フォトジェニックなパヴィリオン

ドッズの2005年に出たミース論

Building Desire: On the Barcelona Pavilion

Building Desire: On the Barcelona Pavilion

の「weltbild and bildwelt」を読む。ドッズのミース解釈は彼をメディアアーキテクトとみなすもので、コロミーナの路線と重なるものが多い。ただちょっとテマティックに過ぎるきらいもあってどうなのかしらんと思うところも多い。

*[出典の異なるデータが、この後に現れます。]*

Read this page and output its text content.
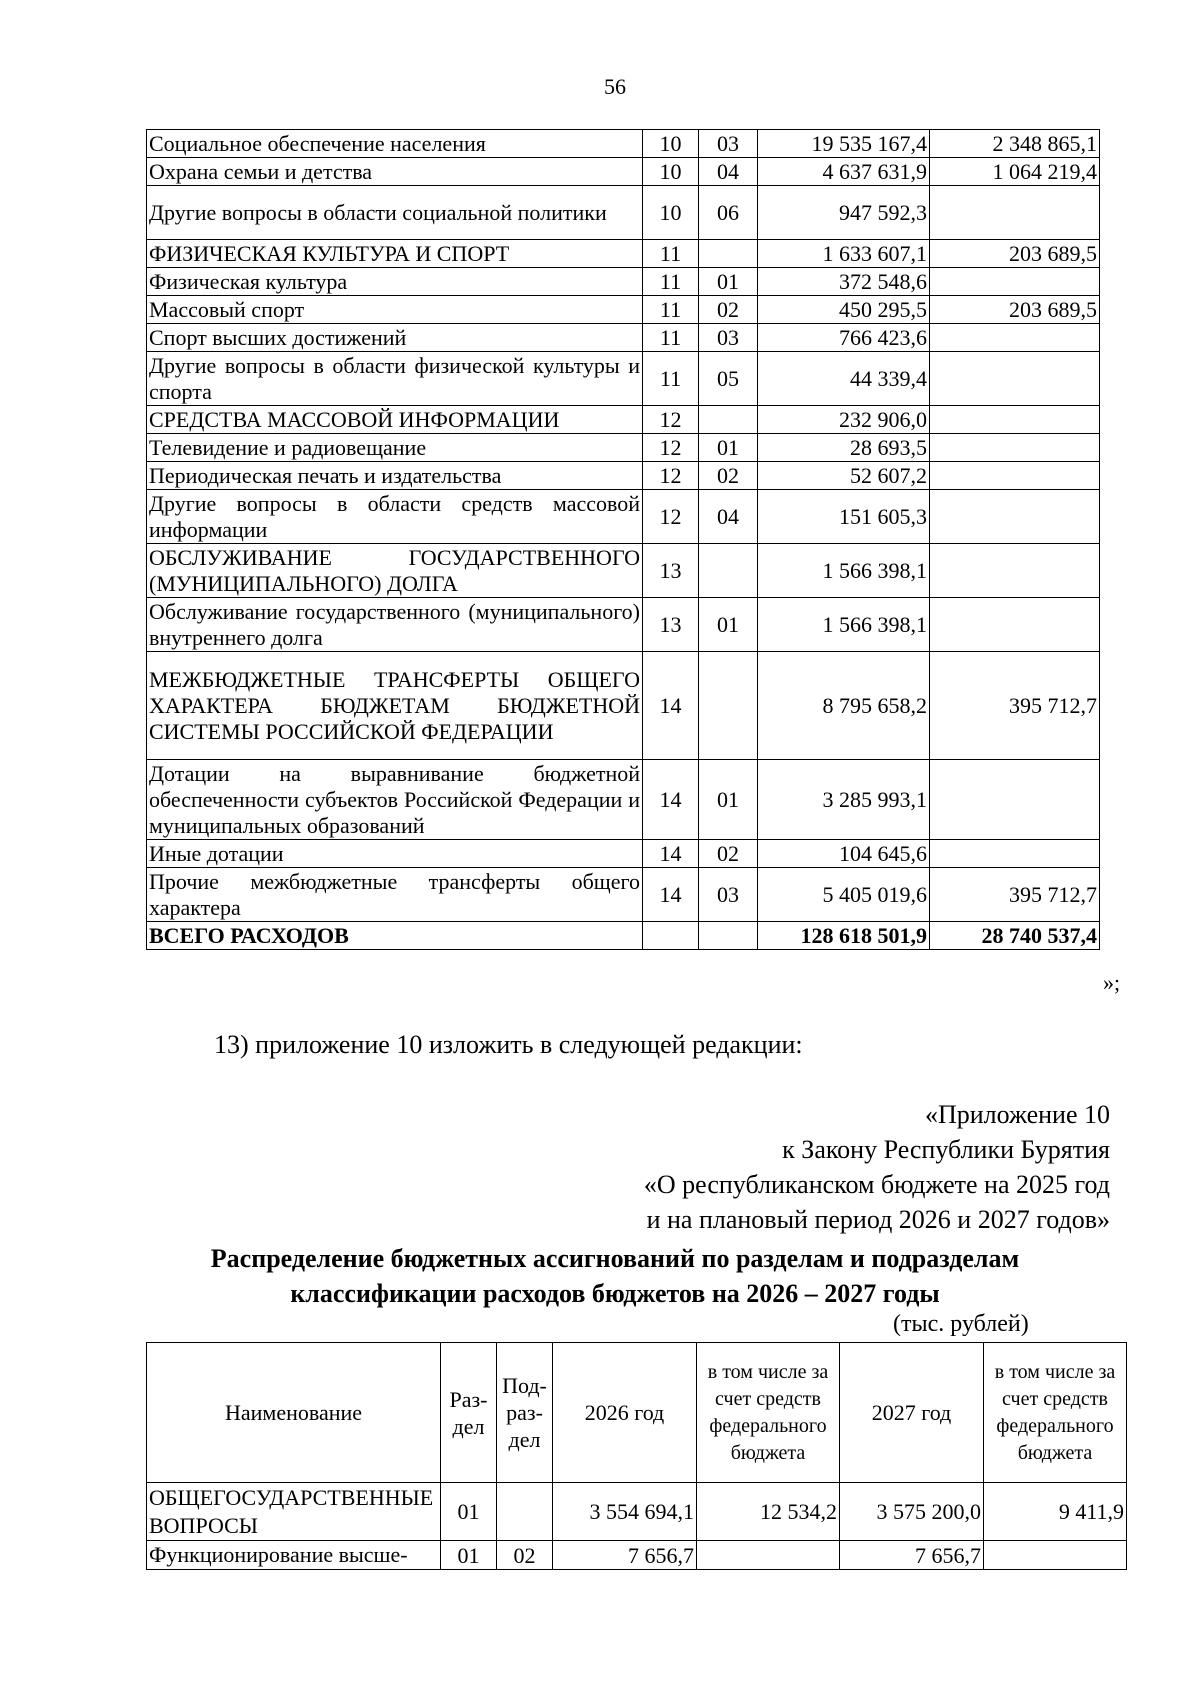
56
Социальное обеспечение населения	10	03	19 535 167,4	2 348 865,1
Охрана семьи и детства	10	04	4 637 631,9	1 064 219,4
Другие вопросы в области социальной политики	10	06	947 592,3	
ФИЗИЧЕСКАЯ КУЛЬТУРА И СПОРТ	11		1 633 607,1	203 689,5
Физическая культура	11	01	372 548,6	
Массовый спорт	11	02	450 295,5	203 689,5
Спорт высших достижений	11	03	766 423,6	
Другие вопросы в области физической культуры и спорта	11	05	44 339,4	
СРЕДСТВА МАССОВОЙ ИНФОРМАЦИИ	12		232 906,0	
Телевидение и радиовещание	12	01	28 693,5	
Периодическая печать и издательства	12	02	52 607,2	
Другие вопросы в области средств массовой информации	12	04	151 605,3	
ОБСЛУЖИВАНИЕ ГОСУДАРСТВЕННОГО (МУНИЦИПАЛЬНОГО) ДОЛГА	13		1 566 398,1	
Обслуживание государственного (муниципального) внутреннего долга	13	01	1 566 398,1	
МЕЖБЮДЖЕТНЫЕ ТРАНСФЕРТЫ ОБЩЕГО ХАРАКТЕРА БЮДЖЕТАМ БЮДЖЕТНОЙ СИСТЕМЫ РОССИЙСКОЙ ФЕДЕРАЦИИ	14		8 795 658,2	395 712,7
Дотации на выравнивание бюджетной обеспеченности субъектов Российской Федерации и муниципальных образований	14	01	3 285 993,1	
Иные дотации	14	02	104 645,6	
Прочие межбюджетные трансферты общего характера	14	03	5 405 019,6	395 712,7
ВСЕГО РАСХОДОВ			128 618 501,9	28 740 537,4
»;
13) приложение 10 изложить в следующей редакции:
«Приложение 10
к Закону Республики Бурятия
«О республиканском бюджете на 2025 год
и на плановый период 2026 и 2027 годов»
Распределение бюджетных ассигнований по разделам и подразделам
классификации расходов бюджетов на 2026 – 2027 годы
(тыс. рублей)
Наименование	Раз-дел	Под-раз-дел	2026 год	в том числе за счет средств федерального бюджета	2027 год	в том числе за счет средств федерального бюджета
ОБЩЕГОСУДАРСТВЕННЫЕ ВОПРОСЫ	01		3 554 694,1	12 534,2	3 575 200,0	9 411,9
Функционирование высше-	01	02	7 656,7		7 656,7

ミースはパヴィリオンにまつわる出版をかなり厳重に管理していたらしく、彼の死の1968年までにだされた写真や図面はすべて彼の目が通っているようだ。唯一の例外は1929年に出された雑誌に載った4枚の写真で、鳥瞰写真から屋根の勾配具合がばれていたりする(言われないと分からないと思うが)。ミースがトマス・アクィナスをちょっと読み替えながら「真理とは知性と事物との一致である」と述べているように、彼にとって理念とイメージの一致こそが重要な問題であったようだ。こうして、ミースは壊れされる(壊れる?)ことが運命付けられ、それでなくても劣化しやすい実体としてのパヴィリオンよりも写真を選択したともいえる。そのために彼は入念にそのパヴィリオンをフォトジェニックにして、なおかつ写真の構成にも気を配り、さらに流通をも管理した。

7ヶ月しかもたないパヴィリオンは、万博開幕前に14箇所+αから写真を撮られており、その作業が終わるとミースはもうパヴィリオンに対する興味をなくしてしまったらしい。中には写真には撮ったもののミースが気に入らず、彼の没後まで絶対に流出しなかった写真もあったようだ。

ちょっと疑わしい気もするが、他の模型案を進んで雑誌へと掲載していたこと等を考えるとなんだかありそうな気もする。こうした写真イメージの専制状態を考えると、再建がかなりの部分写真に依存しているということもできそうだ。